New Defender types come with flashy introductions

Omega Corporation – as shady as anything called like that could be – has bought out a city to turn it into an arena for the show. And the formerly (and some even currently) inhabited districts like markets and habitation zones really show the change those living spaces underwent. Aside from the usual wear and tear, The Defenders have added their own embellishments with spikes and corpses, graffiti, and more.

At the same time, it’s an environment unmistakably constructed to host a show. You’ll constantly see camera drones flying around or be followed by studio light drones. There will be walled enclosures with fans and viewers – and sometimes, you’ll sign autographs (to raise your profile as funny, assholish, etc.. star in order to net desired sponsor meta upgrades). Oh, and no modern city, no matter how much it embraces architecture hostile to the homeless, has installed periodic flame fountains and spike trap floors like the ones scattered in the game’s levels.

The hub is a bit bland in comparison.

It helps that the devs lean into the darkness and grittiness of the show. When you visit your “hub” between episodes (levels), it’s not that special, even if it’s meant to convey living on but one floor of a large apartment building transformed into barracks for Competitors and Defenders. No, it’s when you enter the littered streets, blood-splattered train stations, and gloomy apartments that the game’s artistic style shines it’s neon brightest. And your extravagant if trashy opponents fit right in

The city has died – nay, it was killed – and Homicidal All-Stars now inhabits its hollowed out carcass.

How about some face for the masses?

If only there was more variety in how the new citizens looked. Scum, the most common mook, probably has two mask variations, and I’d love to get more. Same goes for even more specialized Defenders, like the heavily augment, shotgun-toting Ogres.

Oh, and since Homicidal All-Stars is all about reducing enemies into bloody giblets, I would love to see more of that than just exploding heads (though these are the most satisfying head destructions since Jagged Alliance 2).
The 2D art is excellent all across the board, but especially in the cutscenes. It’s all a good mix of dark colors and thick line work, working in concert with fairly-excellent scene composition.

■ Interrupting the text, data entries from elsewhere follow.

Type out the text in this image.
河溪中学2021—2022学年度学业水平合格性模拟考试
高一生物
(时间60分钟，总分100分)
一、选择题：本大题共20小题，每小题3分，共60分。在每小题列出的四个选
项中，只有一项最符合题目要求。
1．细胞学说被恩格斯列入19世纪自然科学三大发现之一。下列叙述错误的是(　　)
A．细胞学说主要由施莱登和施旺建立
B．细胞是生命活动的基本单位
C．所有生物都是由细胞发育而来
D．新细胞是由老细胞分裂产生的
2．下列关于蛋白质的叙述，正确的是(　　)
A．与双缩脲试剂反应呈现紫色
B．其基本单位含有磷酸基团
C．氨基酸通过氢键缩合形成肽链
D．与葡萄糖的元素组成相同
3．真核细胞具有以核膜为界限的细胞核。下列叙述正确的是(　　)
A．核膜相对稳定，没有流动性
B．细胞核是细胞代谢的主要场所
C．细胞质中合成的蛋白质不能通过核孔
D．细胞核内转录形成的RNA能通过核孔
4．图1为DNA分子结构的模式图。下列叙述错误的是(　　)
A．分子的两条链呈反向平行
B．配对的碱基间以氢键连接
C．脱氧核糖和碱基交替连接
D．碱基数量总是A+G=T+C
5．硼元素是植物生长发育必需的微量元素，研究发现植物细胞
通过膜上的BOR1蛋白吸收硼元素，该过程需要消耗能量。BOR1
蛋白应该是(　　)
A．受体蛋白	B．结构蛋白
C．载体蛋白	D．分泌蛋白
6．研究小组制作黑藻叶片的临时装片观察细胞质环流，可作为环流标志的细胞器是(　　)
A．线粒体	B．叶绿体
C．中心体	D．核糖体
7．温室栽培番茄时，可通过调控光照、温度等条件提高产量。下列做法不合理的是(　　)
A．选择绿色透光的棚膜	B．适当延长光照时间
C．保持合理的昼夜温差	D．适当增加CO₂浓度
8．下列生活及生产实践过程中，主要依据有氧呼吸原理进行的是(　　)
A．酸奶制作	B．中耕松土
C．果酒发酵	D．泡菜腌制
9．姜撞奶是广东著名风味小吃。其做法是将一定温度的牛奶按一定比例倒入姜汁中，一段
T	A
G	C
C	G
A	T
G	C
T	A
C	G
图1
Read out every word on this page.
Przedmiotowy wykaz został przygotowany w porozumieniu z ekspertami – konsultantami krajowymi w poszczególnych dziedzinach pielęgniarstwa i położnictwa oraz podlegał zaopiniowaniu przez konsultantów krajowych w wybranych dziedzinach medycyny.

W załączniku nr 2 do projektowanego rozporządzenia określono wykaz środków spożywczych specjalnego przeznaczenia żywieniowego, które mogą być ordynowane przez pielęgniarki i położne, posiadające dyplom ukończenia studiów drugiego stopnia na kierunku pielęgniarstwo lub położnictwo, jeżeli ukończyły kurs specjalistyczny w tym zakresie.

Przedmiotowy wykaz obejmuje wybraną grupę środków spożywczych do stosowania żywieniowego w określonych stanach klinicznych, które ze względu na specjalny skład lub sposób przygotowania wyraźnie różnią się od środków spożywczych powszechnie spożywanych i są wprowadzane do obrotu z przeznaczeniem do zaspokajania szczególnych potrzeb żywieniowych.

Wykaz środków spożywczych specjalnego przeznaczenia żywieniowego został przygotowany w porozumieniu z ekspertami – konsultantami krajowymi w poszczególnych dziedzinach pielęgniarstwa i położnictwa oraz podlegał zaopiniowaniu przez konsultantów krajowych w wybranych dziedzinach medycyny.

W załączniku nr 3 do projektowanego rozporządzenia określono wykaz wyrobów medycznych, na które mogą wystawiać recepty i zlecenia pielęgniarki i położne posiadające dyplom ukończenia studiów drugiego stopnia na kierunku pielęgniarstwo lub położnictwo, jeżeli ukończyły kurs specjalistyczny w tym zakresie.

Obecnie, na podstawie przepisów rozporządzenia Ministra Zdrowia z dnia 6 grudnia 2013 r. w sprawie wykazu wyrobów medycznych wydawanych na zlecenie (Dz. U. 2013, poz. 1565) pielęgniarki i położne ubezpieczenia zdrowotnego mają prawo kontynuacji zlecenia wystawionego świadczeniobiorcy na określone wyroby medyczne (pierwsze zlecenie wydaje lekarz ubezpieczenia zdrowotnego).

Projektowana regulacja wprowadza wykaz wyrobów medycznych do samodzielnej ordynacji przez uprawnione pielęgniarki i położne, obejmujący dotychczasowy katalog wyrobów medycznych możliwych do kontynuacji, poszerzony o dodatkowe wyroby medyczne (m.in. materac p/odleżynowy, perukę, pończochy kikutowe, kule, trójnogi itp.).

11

Guys who decorate like this deserve to look outstanding

In the audio department, voice acting could be better. Some of the NPCs can be really stilted, and the TV announcer’s generic commentary gets old really soon (luckily there’s an option to decrease the occurences). On the other hand, the dialogue doesn’t trip over itself as you sometimes get with European developers, and with Scarlett being a Latina, we also have some representation up in here.

Preview good

In general, Homicidal All-Stars looks solid at this step of Early Access. What else can be added, aside from the desire for more balancing and optimizing? More melee kills and character weapon models (and maybe character skins). However, what is in the game is already enough to sustain up to 20 hours of play. Now give us some different Scum!